There is limited evidence for cost-effectiveness of structured and progressive exercises for patients with NC in the broader literature. The cost-effectiveness studies that have been conducted in this population group have focussed on cost-effectiveness of surgical treatment of spinal stenosis (in patients with symptoms of NC) [24], or assessed physiotherapy as part of a ‘conservative care’ package (alongside pain medications and epidural injections) [25]. Two recently published RCTs examined programmes similar to the BOOST programme [3, 4]. Both studies assessed HRQoL via the SF-36 health-related quality of life questionnaire and neither reported costs associated with the structured exercise programmes or their downstream resource consequences. To the best of our knowledge, this economic evaluation is based on the largest RCT of its kind reported to date.

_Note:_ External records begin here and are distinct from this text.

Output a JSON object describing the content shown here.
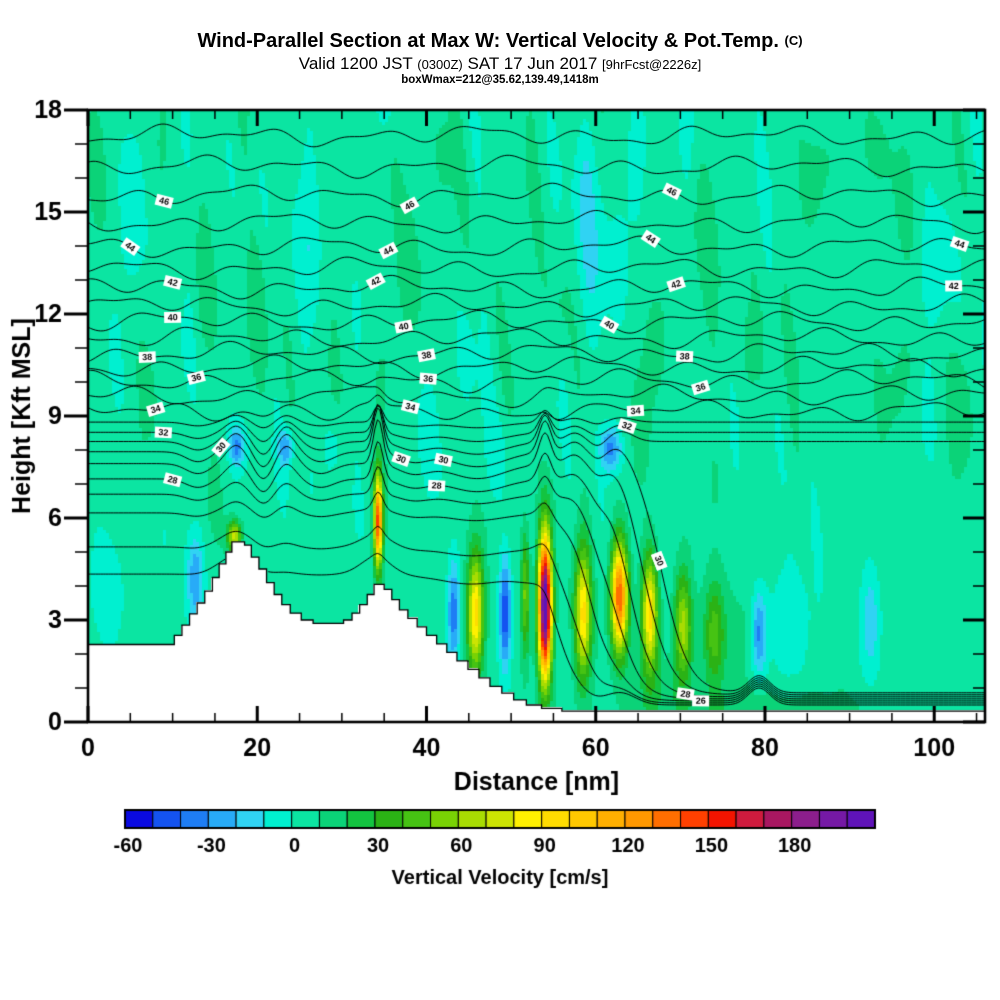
{
  "header": {
    "title": "Wind-Parallel Section at Max W: Vertical Velocity & Pot.Temp.",
    "title_suffix": "(C)",
    "valid_prefix": "Valid 1200 JST",
    "valid_ztime": "(0300Z)",
    "valid_date": "SAT 17 Jun 2017",
    "valid_fcst": "[9hrFcst@2226z]",
    "wmax_line": "boxWmax=212@35.62,139.49,1418m"
  },
  "chart_data": {
    "type": "heatmap",
    "subtype": "vertical-cross-section-filled-contour",
    "title": "Wind-Parallel Section at Max W: Vertical Velocity & Pot.Temp. (C)",
    "subtitle": "Valid 1200 JST (0300Z) SAT 17 Jun 2017 [9hrFcst@2226z]",
    "annotation": "boxWmax=212@35.62,139.49,1418m",
    "max_w_cm_s": 212,
    "x_axis": {
      "label": "Distance [nm]",
      "min": 0,
      "max": 106,
      "major_ticks": [
        0,
        20,
        40,
        60,
        80,
        100
      ],
      "minor_step": 5
    },
    "y_axis": {
      "label": "Height [Kft MSL]",
      "min": 0,
      "max": 18,
      "major_ticks": [
        0,
        3,
        6,
        9,
        12,
        15,
        18
      ],
      "minor_step": 1
    },
    "colorbar": {
      "label": "Vertical Velocity [cm/s]",
      "min": -60,
      "bin_width": 10,
      "tick_values": [
        -60,
        -30,
        0,
        30,
        60,
        90,
        120,
        150,
        180
      ],
      "colors": [
        "#0a0ae1",
        "#1453f0",
        "#1e7df4",
        "#28abf7",
        "#30d3f3",
        "#00f0d0",
        "#0be5a2",
        "#0bd378",
        "#13c440",
        "#2bb215",
        "#46c313",
        "#79d204",
        "#a8dc02",
        "#cce402",
        "#fff000",
        "#ffdc00",
        "#ffc800",
        "#ffaf00",
        "#ff9800",
        "#ff6e00",
        "#ff4000",
        "#f31400",
        "#ce1b3e",
        "#a81761",
        "#8c1e8c",
        "#7519a5",
        "#5f13b8"
      ]
    },
    "field": {
      "background_w": 5,
      "cells": [
        {
          "name": "downdraft-12.7nm",
          "x": 12.7,
          "sx": 1.0,
          "h": 4.2,
          "sh": 1.4,
          "amp": -33
        },
        {
          "name": "summit-updraft-17.3nm",
          "x": 17.3,
          "sx": 0.8,
          "h": 5.45,
          "sh": 0.45,
          "amp": 70
        },
        {
          "name": "wave-downdraft-17.6nm",
          "x": 17.6,
          "sx": 0.9,
          "h": 8.1,
          "sh": 0.55,
          "amp": -36
        },
        {
          "name": "wave-downdraft-23.4nm",
          "x": 23.4,
          "sx": 0.85,
          "h": 8.05,
          "sh": 0.5,
          "amp": -31
        },
        {
          "name": "narrow-updraft-34.3nm",
          "x": 34.3,
          "sx": 0.5,
          "h": 5.9,
          "sh": 1.35,
          "amp": 138
        },
        {
          "name": "downdraft-43.2nm",
          "x": 43.2,
          "sx": 0.75,
          "h": 3.2,
          "sh": 1.6,
          "amp": -44
        },
        {
          "name": "updraft-45.8nm",
          "x": 45.8,
          "sx": 0.95,
          "h": 3.2,
          "sh": 1.75,
          "amp": 92
        },
        {
          "name": "downdraft-49.3nm",
          "x": 49.3,
          "sx": 0.7,
          "h": 3.2,
          "sh": 1.6,
          "amp": -55
        },
        {
          "name": "updraft-51.7nm",
          "x": 51.7,
          "sx": 0.5,
          "h": 3.8,
          "sh": 1.8,
          "amp": 48
        },
        {
          "name": "max-updraft-54nm",
          "x": 54.0,
          "sx": 0.78,
          "h": 3.4,
          "sh": 2.1,
          "amp": 216
        },
        {
          "name": "updraft-58.5nm",
          "x": 58.5,
          "sx": 0.95,
          "h": 3.2,
          "sh": 1.9,
          "amp": 88
        },
        {
          "name": "wave-downdraft-61.8nm",
          "x": 61.8,
          "sx": 1.3,
          "h": 8.05,
          "sh": 0.7,
          "amp": -40
        },
        {
          "name": "updraft-62.8nm",
          "x": 62.8,
          "sx": 1.0,
          "h": 3.7,
          "sh": 1.6,
          "amp": 136
        },
        {
          "name": "updraft-66.4nm",
          "x": 66.4,
          "sx": 0.95,
          "h": 3.2,
          "sh": 1.7,
          "amp": 92
        },
        {
          "name": "updraft-70.3nm",
          "x": 70.3,
          "sx": 1.0,
          "h": 2.8,
          "sh": 1.6,
          "amp": 58
        },
        {
          "name": "updraft-74nm",
          "x": 74.0,
          "sx": 1.1,
          "h": 2.6,
          "sh": 1.5,
          "amp": 34
        },
        {
          "name": "downdraft-79.3nm",
          "x": 79.3,
          "sx": 0.9,
          "h": 2.6,
          "sh": 1.3,
          "amp": -40
        },
        {
          "name": "downdraft-92.5nm",
          "x": 92.5,
          "sx": 1.2,
          "h": 3.0,
          "sh": 1.7,
          "amp": -23
        }
      ],
      "streaks": [
        [
          5.5,
          1.2,
          15.5,
          2.2,
          -11
        ],
        [
          10,
          1,
          15.8,
          1.8,
          -9
        ],
        [
          25.8,
          1.3,
          13,
          3.5,
          -12
        ],
        [
          30,
          1.5,
          16.5,
          1.5,
          -9
        ],
        [
          44.5,
          1.2,
          10.5,
          1.5,
          -9
        ],
        [
          59.5,
          1.5,
          13.5,
          3.5,
          -13
        ],
        [
          65,
          1.2,
          16,
          2,
          -10
        ],
        [
          48.5,
          1.5,
          7.8,
          1.2,
          -9
        ],
        [
          100,
          2.5,
          13.5,
          1.5,
          -11
        ],
        [
          87.5,
          1.5,
          15,
          2,
          -8
        ],
        [
          2,
          2.5,
          4,
          1.8,
          -11
        ],
        [
          83,
          2.8,
          3,
          2,
          -13
        ],
        [
          13.5,
          1,
          13,
          2.5,
          10
        ],
        [
          20.5,
          1.2,
          12.5,
          2.5,
          9
        ],
        [
          36,
          1.3,
          16.5,
          1.5,
          9
        ],
        [
          42,
          1.2,
          16.5,
          1.2,
          8
        ],
        [
          55.5,
          1.3,
          12,
          1.8,
          9
        ],
        [
          67.5,
          1.5,
          11,
          1.8,
          10
        ],
        [
          72.5,
          1.5,
          15,
          2,
          9
        ],
        [
          78.5,
          1.5,
          10.5,
          1.5,
          8
        ],
        [
          85.5,
          1.8,
          15.5,
          1.8,
          9
        ],
        [
          90.5,
          1.5,
          9.5,
          1.5,
          8
        ],
        [
          96.5,
          1.8,
          10.5,
          1.5,
          9
        ],
        [
          103,
          1.5,
          9.5,
          1.5,
          9
        ],
        [
          93,
          2,
          16.8,
          1.2,
          8
        ],
        [
          75.5,
          4,
          2.5,
          1.8,
          11
        ],
        [
          67,
          3,
          1,
          1,
          9
        ],
        [
          80,
          14,
          0.35,
          0.7,
          12
        ],
        [
          35,
          1.5,
          10.5,
          1.5,
          8
        ],
        [
          29,
          1.5,
          8.2,
          0.8,
          -8
        ],
        [
          58.9,
          1.1,
          16,
          2.5,
          -12
        ]
      ]
    },
    "terrain_steps": [
      [
        0,
        2.28
      ],
      [
        10.2,
        2.55
      ],
      [
        11.1,
        2.85
      ],
      [
        12.0,
        3.18
      ],
      [
        12.9,
        3.5
      ],
      [
        13.8,
        3.85
      ],
      [
        14.7,
        4.25
      ],
      [
        15.5,
        4.65
      ],
      [
        16.3,
        5.0
      ],
      [
        17.0,
        5.3
      ],
      [
        18.5,
        5.2
      ],
      [
        19.3,
        4.85
      ],
      [
        20.2,
        4.5
      ],
      [
        21.1,
        4.1
      ],
      [
        22.0,
        3.75
      ],
      [
        22.9,
        3.45
      ],
      [
        23.9,
        3.2
      ],
      [
        25.2,
        3.0
      ],
      [
        26.6,
        2.9
      ],
      [
        30.2,
        3.0
      ],
      [
        31.2,
        3.2
      ],
      [
        32.1,
        3.45
      ],
      [
        33.0,
        3.75
      ],
      [
        33.8,
        4.05
      ],
      [
        35.0,
        3.9
      ],
      [
        35.9,
        3.6
      ],
      [
        36.8,
        3.3
      ],
      [
        37.8,
        3.05
      ],
      [
        38.9,
        2.8
      ],
      [
        40.0,
        2.55
      ],
      [
        41.2,
        2.3
      ],
      [
        42.4,
        2.05
      ],
      [
        43.6,
        1.8
      ],
      [
        44.9,
        1.55
      ],
      [
        46.2,
        1.3
      ],
      [
        47.5,
        1.05
      ],
      [
        48.9,
        0.85
      ],
      [
        50.3,
        0.65
      ],
      [
        51.8,
        0.5
      ],
      [
        53.6,
        0.4
      ],
      [
        56.0,
        0.32
      ],
      [
        106,
        0.32
      ]
    ],
    "theta": {
      "units": "C",
      "contour_interval": 1,
      "labeled_every": 2,
      "base_heights": {
        "24": 4.35,
        "25": 5.15,
        "26": 6.15,
        "27": 6.7,
        "28": 7.15,
        "29": 7.6,
        "30": 7.95,
        "31": 8.25,
        "32": 8.52,
        "33": 8.82,
        "34": 9.15,
        "35": 9.6,
        "36": 10.05,
        "37": 10.45,
        "38": 10.85,
        "39": 11.3,
        "40": 11.78,
        "41": 12.25,
        "42": 12.78,
        "43": 13.35,
        "44": 13.98,
        "45": 14.7,
        "46": 15.5,
        "47": 16.35,
        "48": 17.25
      },
      "labels": [
        [
          46,
          9,
          15.6
        ],
        [
          46,
          38,
          15.95
        ],
        [
          46,
          69,
          15.9
        ],
        [
          44,
          5,
          14.0
        ],
        [
          44,
          35.5,
          14.05
        ],
        [
          44,
          66.5,
          14.2
        ],
        [
          44,
          103,
          13.95
        ],
        [
          42,
          10,
          12.75
        ],
        [
          42,
          34,
          12.8
        ],
        [
          42,
          69.5,
          12.9
        ],
        [
          42,
          102.3,
          12.75
        ],
        [
          40,
          10,
          11.8
        ],
        [
          40,
          37.3,
          11.8
        ],
        [
          40,
          61.6,
          11.85
        ],
        [
          38,
          7,
          10.85
        ],
        [
          38,
          40,
          10.9
        ],
        [
          38,
          70.5,
          11.1
        ],
        [
          36,
          12.8,
          10.1
        ],
        [
          36,
          40.2,
          10.05
        ],
        [
          36,
          72.4,
          10.2
        ],
        [
          34,
          8,
          9.25
        ],
        [
          34,
          38.1,
          9.1
        ],
        [
          34,
          64.7,
          9.1
        ],
        [
          32,
          8.9,
          8.5
        ],
        [
          32,
          63.7,
          8.3
        ],
        [
          30,
          15.7,
          8.0
        ],
        [
          30,
          37,
          7.5
        ],
        [
          30,
          42,
          6.75
        ],
        [
          30,
          67.5,
          7.35
        ],
        [
          30,
          67.5,
          3.9
        ],
        [
          28,
          10,
          7.25
        ],
        [
          28,
          41.2,
          6.1
        ],
        [
          28,
          70.6,
          6.6
        ],
        [
          26,
          72.4,
          6.05
        ]
      ]
    }
  }
}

Strengths of the current economic evaluation are that the trial was prospectively designed for a cost-effectiveness analysis using individual-level data to reach a confirmatory conclusion regarding a physiotherapy-delivered physical and psychological group intervention in older adults with NC. A rigorous evaluation of the costs associated with the delivery of the BOOST programme is presented, based on prospective (observed) data on the time it took staff to run the group sessions, administrative costs, equipment costs and follow-up costs. In a non-trial (real) setting, costs of delivering the intervention may be lower as there will be less administrative burden of completing treatment logs and hence less time needed to run the groups.

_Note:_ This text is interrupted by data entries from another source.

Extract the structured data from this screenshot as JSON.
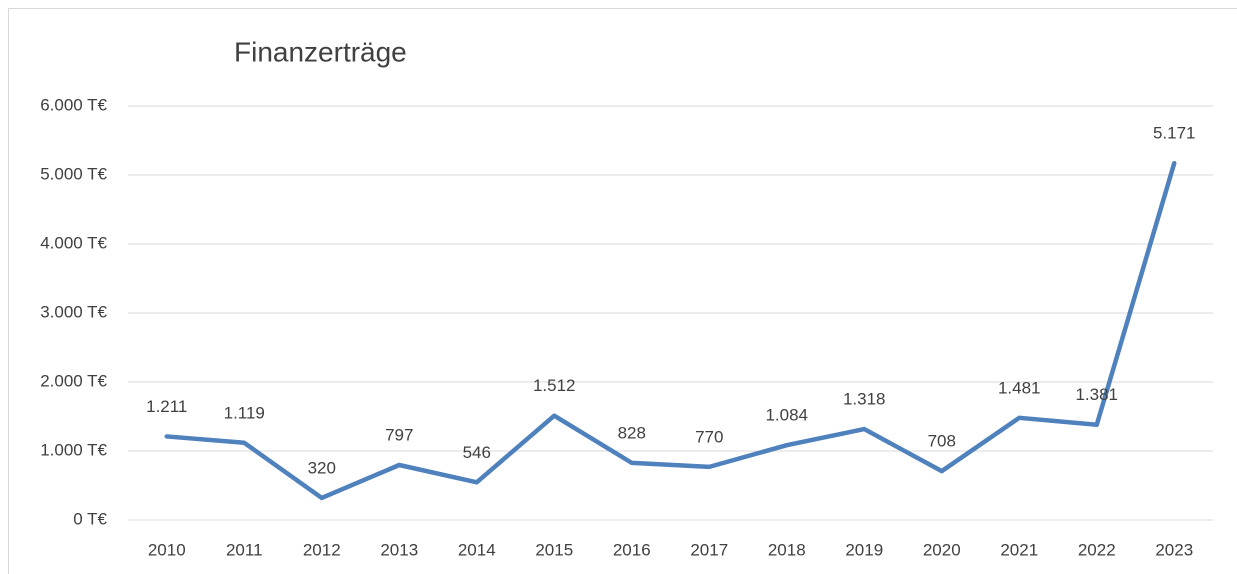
{
  "chart_data": {
    "type": "line",
    "title": "Finanzerträge",
    "categories": [
      "2010",
      "2011",
      "2012",
      "2013",
      "2014",
      "2015",
      "2016",
      "2017",
      "2018",
      "2019",
      "2020",
      "2021",
      "2022",
      "2023"
    ],
    "values": [
      1211,
      1119,
      320,
      797,
      546,
      1512,
      828,
      770,
      1084,
      1318,
      708,
      1481,
      1381,
      5171
    ],
    "value_labels": [
      "1.211",
      "1.119",
      "320",
      "797",
      "546",
      "1.512",
      "828",
      "770",
      "1.084",
      "1.318",
      "708",
      "1.481",
      "1.381",
      "5.171"
    ],
    "color": "#4f81bd",
    "ylim": [
      0,
      6000
    ],
    "yticks": [
      {
        "value": 0,
        "label": "0 T€"
      },
      {
        "value": 1000,
        "label": "1.000 T€"
      },
      {
        "value": 2000,
        "label": "2.000 T€"
      },
      {
        "value": 3000,
        "label": "3.000 T€"
      },
      {
        "value": 4000,
        "label": "4.000 T€"
      },
      {
        "value": 5000,
        "label": "5.000 T€"
      },
      {
        "value": 6000,
        "label": "6.000 T€"
      }
    ],
    "grid": true
  }
}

There are some limitations to this economic evaluation. Firstly, utility measurements were collected at only two time-points post-randomisation. Evidence suggests that the timing of assessment can significantly influence cost-effectiveness results when using the EQ-5D, particularly when participants experience recurrent health fluctuations [26]. In such cases, the linear interpolation of utility data may fail to reflect HRQoL fluctuations over short periods and the uncertainty is compounded by missing data. Secondly, resource use data were retrospectively recalled by participants, and this could have led to recall bias, though we cannot predict the direction of this bias. Findings form literature are mixed, suggesting that resource use may be under-reported, over-reported or they may be good agreement between patient/carer recall and data extracted from medical records, depending on how well the resource use measures are structured [27]. Because the recall periods and questionnaires were standardised across randomised groups, retrospective recall is unlikely to have biased results in favour of one group. Thirdly, our approaches to collecting resource use data did not disentangle resource use associated with NC from resource use associated with broader health factors. Fourthly, constrained trial resources precluded an assessment of the health-related quality of life outcomes of carers and therefore these potential externalities were excluded from the sensitivity analysis conducted from a societal perspective.

Conclusion

The BOOST programme resulted in modest QALY gains over a short-term (12 month) follow-up period. Future studies with longer intervention and follow-up periods are needed to address uncertainty around the health-related quality of life impacts and cost-effectiveness of such programmes.